Wirtschaftlich zweitstärkste Metropolitanregion der Schweiz
Als wirtschaftlich zweitstärkste Metropolitanregion der Schweiz nach Zürich sieht sich die «Métropole Lémanique» mit neuen Fragestellungen konfrontiert. Das rapide wirtschaftliche und demografische Wachstum der letzten Jahre führte zu einer Krise, besonders bei der Infrastruktur, im Wohnungsmarkt und im Verkehr. Bund, Kantone und Gemeinden können diese Fragen jedoch nicht im Alleingang angehen, da diese sowohl das benachbarte Frankreich als auch Gebiete weiter ausserhalb betreffen. Metropolitanräume verlaufen grundsätzlich nicht entlang politischer Grenzen. Nur wenn dem Mangel an effektiver Governance Abhilfe verschafft wird, können die entstehenden Metropolitanräume die künftigen Herausforderungen des internationalen Wettbewerbs erfolgreich annehmen.

Anerkannte Experten
Avenir Suisse beauftragte anerkannte Experten, die Frage nach einer effizienten Governance der Metropolitanräume aus verschiedenen Blickwinkeln zu diskutieren. So gibt der Journalist Serge Bimpage im Gespräch mit namhaften Persönlichkeiten aus der Genferseeregion eine Übersicht über die politische Ausgangslage.

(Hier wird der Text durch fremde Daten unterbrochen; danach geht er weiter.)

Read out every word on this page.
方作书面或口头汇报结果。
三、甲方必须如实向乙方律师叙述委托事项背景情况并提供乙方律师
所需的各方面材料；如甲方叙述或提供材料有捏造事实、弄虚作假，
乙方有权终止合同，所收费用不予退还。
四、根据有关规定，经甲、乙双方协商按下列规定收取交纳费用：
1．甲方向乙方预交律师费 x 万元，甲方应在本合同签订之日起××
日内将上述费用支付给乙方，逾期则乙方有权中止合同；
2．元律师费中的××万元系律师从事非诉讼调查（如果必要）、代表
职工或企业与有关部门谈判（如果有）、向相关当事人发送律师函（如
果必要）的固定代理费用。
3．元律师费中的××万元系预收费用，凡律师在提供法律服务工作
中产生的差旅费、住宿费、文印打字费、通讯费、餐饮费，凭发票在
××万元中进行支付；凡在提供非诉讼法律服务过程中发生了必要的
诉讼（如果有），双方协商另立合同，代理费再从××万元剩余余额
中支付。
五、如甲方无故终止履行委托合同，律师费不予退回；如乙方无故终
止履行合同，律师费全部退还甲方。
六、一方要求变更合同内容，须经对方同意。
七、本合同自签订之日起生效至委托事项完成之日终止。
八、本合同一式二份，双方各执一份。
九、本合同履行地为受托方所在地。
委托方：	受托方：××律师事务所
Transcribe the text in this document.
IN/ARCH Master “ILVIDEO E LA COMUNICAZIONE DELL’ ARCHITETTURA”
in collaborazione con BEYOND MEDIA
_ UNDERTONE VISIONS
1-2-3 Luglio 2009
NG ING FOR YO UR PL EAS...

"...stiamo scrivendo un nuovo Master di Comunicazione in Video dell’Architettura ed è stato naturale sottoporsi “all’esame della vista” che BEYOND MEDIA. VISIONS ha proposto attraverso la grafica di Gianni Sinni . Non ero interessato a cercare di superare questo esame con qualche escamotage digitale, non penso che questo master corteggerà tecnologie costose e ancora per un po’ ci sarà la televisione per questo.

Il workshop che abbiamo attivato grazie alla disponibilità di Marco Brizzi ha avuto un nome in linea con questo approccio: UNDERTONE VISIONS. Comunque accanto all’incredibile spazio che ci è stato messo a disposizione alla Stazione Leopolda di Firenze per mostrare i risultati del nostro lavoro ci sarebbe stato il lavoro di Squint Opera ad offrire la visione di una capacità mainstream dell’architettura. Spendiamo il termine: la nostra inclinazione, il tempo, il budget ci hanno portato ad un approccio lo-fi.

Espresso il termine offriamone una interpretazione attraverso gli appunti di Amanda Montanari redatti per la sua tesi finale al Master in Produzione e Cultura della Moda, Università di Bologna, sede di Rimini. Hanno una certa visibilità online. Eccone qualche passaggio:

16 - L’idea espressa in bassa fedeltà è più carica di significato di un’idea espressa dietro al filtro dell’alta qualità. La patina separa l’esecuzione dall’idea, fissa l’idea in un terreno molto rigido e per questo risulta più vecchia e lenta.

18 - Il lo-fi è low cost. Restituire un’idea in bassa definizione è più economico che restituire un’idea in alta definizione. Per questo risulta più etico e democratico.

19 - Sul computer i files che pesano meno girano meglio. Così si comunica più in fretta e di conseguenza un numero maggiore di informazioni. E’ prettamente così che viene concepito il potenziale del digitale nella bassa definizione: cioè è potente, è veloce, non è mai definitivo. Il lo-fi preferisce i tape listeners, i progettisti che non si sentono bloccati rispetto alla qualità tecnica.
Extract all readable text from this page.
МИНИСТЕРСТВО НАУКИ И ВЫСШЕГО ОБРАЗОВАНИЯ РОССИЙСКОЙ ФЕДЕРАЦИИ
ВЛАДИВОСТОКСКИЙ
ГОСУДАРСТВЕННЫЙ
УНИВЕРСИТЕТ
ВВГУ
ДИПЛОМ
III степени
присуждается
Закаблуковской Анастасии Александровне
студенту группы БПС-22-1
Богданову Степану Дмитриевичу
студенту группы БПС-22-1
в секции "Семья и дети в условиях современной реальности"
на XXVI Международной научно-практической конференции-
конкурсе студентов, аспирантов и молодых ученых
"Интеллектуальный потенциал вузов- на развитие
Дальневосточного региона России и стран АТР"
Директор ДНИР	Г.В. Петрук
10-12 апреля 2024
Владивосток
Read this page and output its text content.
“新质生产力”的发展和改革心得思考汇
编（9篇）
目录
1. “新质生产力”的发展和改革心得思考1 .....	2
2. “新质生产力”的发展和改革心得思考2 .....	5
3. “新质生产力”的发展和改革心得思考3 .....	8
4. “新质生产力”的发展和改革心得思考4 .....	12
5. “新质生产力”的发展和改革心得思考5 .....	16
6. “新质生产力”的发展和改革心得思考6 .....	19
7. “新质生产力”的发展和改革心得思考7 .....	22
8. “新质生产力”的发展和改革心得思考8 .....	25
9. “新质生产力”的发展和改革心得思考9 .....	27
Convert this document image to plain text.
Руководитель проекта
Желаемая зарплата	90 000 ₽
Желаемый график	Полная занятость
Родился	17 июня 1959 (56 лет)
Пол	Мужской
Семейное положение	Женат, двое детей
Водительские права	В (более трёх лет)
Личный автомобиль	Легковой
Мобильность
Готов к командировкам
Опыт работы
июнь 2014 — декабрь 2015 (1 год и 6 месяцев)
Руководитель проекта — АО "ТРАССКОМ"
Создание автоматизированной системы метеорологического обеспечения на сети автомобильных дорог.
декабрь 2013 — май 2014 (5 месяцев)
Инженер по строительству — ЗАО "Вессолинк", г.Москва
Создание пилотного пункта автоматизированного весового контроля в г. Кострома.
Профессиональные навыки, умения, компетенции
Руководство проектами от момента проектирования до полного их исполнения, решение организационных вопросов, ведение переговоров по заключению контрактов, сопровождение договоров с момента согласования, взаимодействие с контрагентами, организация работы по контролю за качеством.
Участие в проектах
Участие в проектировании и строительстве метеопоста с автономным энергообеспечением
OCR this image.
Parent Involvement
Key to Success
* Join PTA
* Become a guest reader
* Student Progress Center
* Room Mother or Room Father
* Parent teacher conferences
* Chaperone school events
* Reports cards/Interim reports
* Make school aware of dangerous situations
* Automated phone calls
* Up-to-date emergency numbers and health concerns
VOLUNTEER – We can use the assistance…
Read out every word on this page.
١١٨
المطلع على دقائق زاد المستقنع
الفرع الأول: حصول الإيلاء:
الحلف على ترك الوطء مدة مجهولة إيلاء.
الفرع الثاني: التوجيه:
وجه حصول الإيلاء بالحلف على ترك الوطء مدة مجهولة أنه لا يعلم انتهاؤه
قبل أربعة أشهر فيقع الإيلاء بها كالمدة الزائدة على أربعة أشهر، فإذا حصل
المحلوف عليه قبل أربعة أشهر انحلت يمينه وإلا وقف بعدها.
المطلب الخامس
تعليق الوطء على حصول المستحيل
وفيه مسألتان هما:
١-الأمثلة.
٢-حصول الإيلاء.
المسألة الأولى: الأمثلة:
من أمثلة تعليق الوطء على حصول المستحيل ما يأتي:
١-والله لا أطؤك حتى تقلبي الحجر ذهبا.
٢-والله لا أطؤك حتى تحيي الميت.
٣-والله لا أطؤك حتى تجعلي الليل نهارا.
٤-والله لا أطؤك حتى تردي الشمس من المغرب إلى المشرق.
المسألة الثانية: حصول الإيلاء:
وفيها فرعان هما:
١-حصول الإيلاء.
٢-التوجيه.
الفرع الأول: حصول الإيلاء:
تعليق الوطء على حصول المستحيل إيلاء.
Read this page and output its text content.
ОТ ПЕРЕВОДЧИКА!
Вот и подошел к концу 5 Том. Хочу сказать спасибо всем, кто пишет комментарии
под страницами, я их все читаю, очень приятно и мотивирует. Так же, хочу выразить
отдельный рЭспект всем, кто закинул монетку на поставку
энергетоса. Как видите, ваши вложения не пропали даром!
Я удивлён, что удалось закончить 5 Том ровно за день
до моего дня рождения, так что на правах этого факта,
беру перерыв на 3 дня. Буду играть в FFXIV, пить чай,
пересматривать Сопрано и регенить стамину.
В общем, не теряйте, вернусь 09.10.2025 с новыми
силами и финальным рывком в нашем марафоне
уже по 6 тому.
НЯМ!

Claude Jeanrenaud, Experte für Regionalwirtschaft, untersucht die wirtschaftlichen Aspekte vor dem Hintergrund verschiedener Modelle der Governance. Laurent Matile, Experte für Rechtsfragen, erstellt ein vollständiges und präzises Inventar des derzeitigen rechtlichen Rahmens für metropolitanes Handeln. Der Historiker Olivier Meuwly behandelt das Thema aus geschichtlicher Perspektive und geht bis zu den Anfängen der modernen Schweiz zurück. Daniel Müller-Jentsch, Experte für Raumplanung und Ökonom bei Avenir Suisse, zeigt, welche Trends die territoriale Entwicklung der Schweiz in den letzten Jahren prägten. Der Ökonom Wolf Zinkl verdeutlicht schliesslich am Beispiel Basels, dass sich die politische Karte und der gelebte Raum nicht vollständig decken.

14 Leitsätze 
Das Ergebnis ist eine vielseitige Studie, in der Xavier Comtesse abschliessend 14 Leitsätze für eine effektive metropolitane Governance vorbringt:

  1. Einem polyzentrischen Ansatz folgen, der die historische Bedeutung der einzelnen Zentren würdigt.
  2. Aktionsterritorien festlegen, auf denen gemeinsame Projekte umgesetzt werden, ohne neue institutionelle Strukturen zu schaffen.
  3. Räume mit variabler Geometrie vorsehen, die sich – je nach Thematik – flexibel und prag-matisch bilden können.
  4. Projekte zu einem gemeinsamen Thema in Aktionsplänen zusammenfassen.
  5. Nach dem Ermessens- statt nach dem Gleichheitsgrundsatz handeln, also die Ressourcen nicht gleichmässig, sondern angemessen einsetzen.
  6. Aufgaben verteilen: Nicht alle sollen alles machen, aber jeder kann einen Beitrag zum Ge-meinwohl leisten.
  7. Die Zusammenarbeit im Wettbewerb anstreben, weil nur Konkurrenz zu Innovation und Effizienz führt.
  8. Einen Platz im internationalen Wettbewerb finden durch das Stärken der Stärken.
  9. Dienstleistungsverträge ausschreiben, die den Output messen, nicht den Input. Was zählt, sind Ergebnisse.
  10. Virtuelle Verwaltungen nutzen. Die Metropolitanregion braucht keine neue Administration. Das Poolen der Ressourcen auf den unteren Ebenen reicht aus.
  11. Einen politischen Führungsstab schaffen. Er soll sich aus demokratisch gewählten Politikern der unteren Ebenen zusammensetzen, damit er das Vertrauen des Volkes gewinnt.
  12. Ein finanzielles Gleichgewicht anstreben, statt in der Metropolitanregion neue Steuern zu erheben.
  13. Die metropolitane Accountability sicherstellen: Rechenschaft ablegen stärkt die Demokratie.
  14. Einen Gesellschaftsvertrag im Sinne der SocialAccountability schliessen, um durch den Einbezug der Bürger Transparenz und direkte Demokratie zu gewährleisten.

Letztendlich – und daran besteht kein Zweifel – hängt die Zukunft der Schweizer Metropolitanregionen davon ab, ob die einzelnen Akteure klar und entschlossen im Sinne einer guten Governance entscheiden und handeln. Die Studie «Governance mit variabler Geometrie» soll dazu beitragen. (Avenir Suisse/mc/ps)

Publikation
«Gouvernance à géométrie variable: perspective lémanique» herausgegeben von Xavier Comtesse, Avenir Suisse, 242 Seiten, ISBN 978-2-940450-13-8, Éditions du Tricorne, 33 CHF.